Bienvenue eschewed the pomp and privilege of his office, preferring to live simply rather than in episcopal environs that would separate him starkly from the common folk in his care. Donnelly further observes that Hugo was aware that “the greatest fear of young priest recruits was that … merely associating with the virtuous Bienvenue could unwittingly cause one to convert to his lifestyle. It was widely known that virtue was contagious and no inoculation against it existed.”
I do believe that virtue is transmitted through lives transparent to the presence of the Spirit of God. When we observe persons who have given themselves to the pursuit of justice, our hearts are stirred to imitate them. When we are befriended by one whose mercy outstrips judgment, we experience the welcome that heals. When others forthrightly share the truth of their lives — especially their struggles, we are beckoned to confess our faults — “my most grievous fault,” as the Compline prayer intones.
As I seek to learn from the rule that orders this monastic house, I question what Baptists are doing to cultivate virtue.
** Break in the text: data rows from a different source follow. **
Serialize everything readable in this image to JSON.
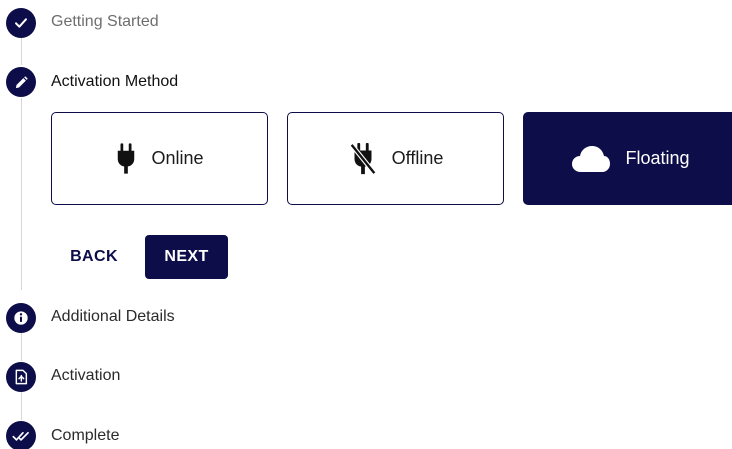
{
  "steps": [
    {
      "label": "Getting Started",
      "state": "completed",
      "icon": "check-icon"
    },
    {
      "label": "Activation Method",
      "state": "active",
      "icon": "pencil-icon"
    },
    {
      "label": "Additional Details",
      "state": "pending",
      "icon": "info-icon"
    },
    {
      "label": "Activation",
      "state": "pending",
      "icon": "document-icon"
    },
    {
      "label": "Complete",
      "state": "pending",
      "icon": "double-check-icon"
    }
  ],
  "activation_options": [
    {
      "label": "Online",
      "icon": "plug-icon",
      "selected": false
    },
    {
      "label": "Offline",
      "icon": "plug-off-icon",
      "selected": false
    },
    {
      "label": "Floating",
      "icon": "cloud-icon",
      "selected": true
    }
  ],
  "buttons": {
    "back_label": "BACK",
    "next_label": "NEXT"
  },
  "colors": {
    "primary": "#0d0d4a",
    "connector": "#d6d6d6",
    "completed_text": "#6e6e6e"
  }
}
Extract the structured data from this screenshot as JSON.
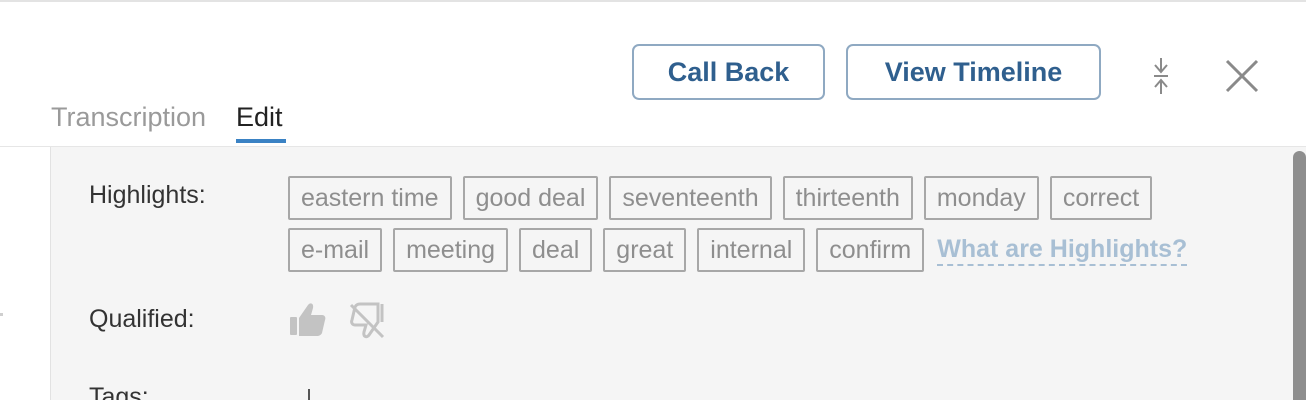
{
  "header": {
    "call_back_label": "Call Back",
    "view_timeline_label": "View Timeline",
    "collapse_icon": "collapse-icon",
    "close_icon": "close-icon"
  },
  "tabs": [
    {
      "label": "Transcription",
      "active": false
    },
    {
      "label": "Edit",
      "active": true
    }
  ],
  "details": {
    "highlights_label": "Highlights:",
    "highlights": [
      "eastern time",
      "good deal",
      "seventeenth",
      "thirteenth",
      "monday",
      "correct",
      "e-mail",
      "meeting",
      "deal",
      "great",
      "internal",
      "confirm"
    ],
    "highlights_help": "What are Highlights?",
    "qualified_label": "Qualified:",
    "qualified_icons": [
      "thumbs-up-icon",
      "thumbs-down-icon"
    ],
    "tags_label": "Tags:"
  },
  "colors": {
    "accent": "#3a82c4",
    "button_text": "#2f5f8e",
    "link": "#a8bfd4"
  }
}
Those of us in the moderate or progressive wing of our ecclesial tradition may have so rejected the judgmental perspective of some of our forebears that we are neglecting the attentive practices necessary to inscribe virtue into our hearts — and the hearts of the young.
The Lord knows that our culture is in sore need of virtuous characters whose moral vision transcends permissive indulgences unworthy of persons created in God’s image.